Abstract

In this paper, Eric Santner’s theory of political flesh is appreciated in its relation to philosophy of religion and Christian theology. In the first part of the paper, Santner’s speculative concept is brought into conversation with the debate on embodiment, incarnation, and a hermeneutics of the flesh. Santner’s conception of the flesh is shown to follow a logic of excarnation, or rather disincorporation, and thus to be at odds with contemporary harmonistic theories of embodiment that attempt to think body and spirit together without rupture. In contrast, the relevance of Santner’s theory lies precisely in its antagonistic reading of the dynamics that constitute human embodied being – a dimension overlooked by most recent theories of embodiment. The second part of the article develops a reading of Protestantism as a “religion of the flesh” in line with Santner’s argument. In doing so, it is shown that the Protestant narrative of self-modernization and progress (Hegel’s “religion of freedom”) can be subverted by the conception of the flesh brought into play by Santner, revealing a much more ambivalent history of Protestantism.
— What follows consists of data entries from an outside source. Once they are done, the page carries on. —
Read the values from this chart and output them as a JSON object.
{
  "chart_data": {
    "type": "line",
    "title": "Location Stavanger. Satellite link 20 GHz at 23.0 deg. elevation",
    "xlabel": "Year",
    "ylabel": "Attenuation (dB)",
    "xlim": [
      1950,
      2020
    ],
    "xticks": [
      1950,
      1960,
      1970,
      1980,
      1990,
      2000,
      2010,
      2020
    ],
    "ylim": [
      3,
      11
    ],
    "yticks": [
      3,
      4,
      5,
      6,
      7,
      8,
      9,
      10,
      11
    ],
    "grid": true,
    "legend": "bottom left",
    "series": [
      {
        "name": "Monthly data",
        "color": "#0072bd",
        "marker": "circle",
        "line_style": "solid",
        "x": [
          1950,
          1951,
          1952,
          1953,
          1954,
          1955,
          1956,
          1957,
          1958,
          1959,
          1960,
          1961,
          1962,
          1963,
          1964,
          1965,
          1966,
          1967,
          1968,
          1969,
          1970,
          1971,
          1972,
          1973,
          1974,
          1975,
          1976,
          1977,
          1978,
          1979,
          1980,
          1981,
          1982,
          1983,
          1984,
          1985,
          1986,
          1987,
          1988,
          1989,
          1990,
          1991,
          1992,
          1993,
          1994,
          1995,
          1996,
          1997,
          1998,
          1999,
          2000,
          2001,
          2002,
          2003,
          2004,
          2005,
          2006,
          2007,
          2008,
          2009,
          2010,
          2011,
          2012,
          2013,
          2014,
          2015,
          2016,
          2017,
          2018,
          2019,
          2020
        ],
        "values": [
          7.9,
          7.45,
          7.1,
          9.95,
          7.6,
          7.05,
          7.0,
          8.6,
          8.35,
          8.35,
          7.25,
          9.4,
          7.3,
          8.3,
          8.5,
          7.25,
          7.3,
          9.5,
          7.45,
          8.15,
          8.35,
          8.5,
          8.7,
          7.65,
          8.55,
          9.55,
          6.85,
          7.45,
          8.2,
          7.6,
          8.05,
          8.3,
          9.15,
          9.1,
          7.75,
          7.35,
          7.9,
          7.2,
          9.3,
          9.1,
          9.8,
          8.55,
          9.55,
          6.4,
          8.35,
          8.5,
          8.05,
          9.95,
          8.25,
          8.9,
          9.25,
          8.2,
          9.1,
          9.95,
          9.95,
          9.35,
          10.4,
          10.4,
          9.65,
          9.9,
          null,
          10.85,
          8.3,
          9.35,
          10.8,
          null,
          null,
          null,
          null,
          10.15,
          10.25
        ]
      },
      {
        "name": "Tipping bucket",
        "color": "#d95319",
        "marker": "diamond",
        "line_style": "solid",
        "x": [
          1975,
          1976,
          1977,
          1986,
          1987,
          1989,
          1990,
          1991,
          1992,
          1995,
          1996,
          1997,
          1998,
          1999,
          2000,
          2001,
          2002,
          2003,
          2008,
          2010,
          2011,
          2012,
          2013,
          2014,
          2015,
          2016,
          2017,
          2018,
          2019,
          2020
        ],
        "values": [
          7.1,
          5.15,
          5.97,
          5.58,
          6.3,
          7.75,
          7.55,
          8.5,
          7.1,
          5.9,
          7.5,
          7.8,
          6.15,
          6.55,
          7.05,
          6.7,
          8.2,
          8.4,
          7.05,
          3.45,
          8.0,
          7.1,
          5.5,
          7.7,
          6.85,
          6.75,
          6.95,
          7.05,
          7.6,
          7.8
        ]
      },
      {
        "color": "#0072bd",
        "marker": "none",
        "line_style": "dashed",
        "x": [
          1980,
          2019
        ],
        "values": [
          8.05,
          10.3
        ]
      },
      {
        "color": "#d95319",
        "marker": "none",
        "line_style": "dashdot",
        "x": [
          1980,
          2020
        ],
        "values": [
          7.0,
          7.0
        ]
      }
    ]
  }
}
In a re-reading of the theologies of Karl Barth, Friedrich Schleiermacher, and John Calvin, it is shown that the Protestant understanding of the church can be made transparent to a figure of the undead that is virulent in it, namely the undead flesh of Jesus Christ. In the end, the question is raised whether this figure of an “undead” Christ might not be interpreted as a paradoxological intervention in the sense of Eric Santner.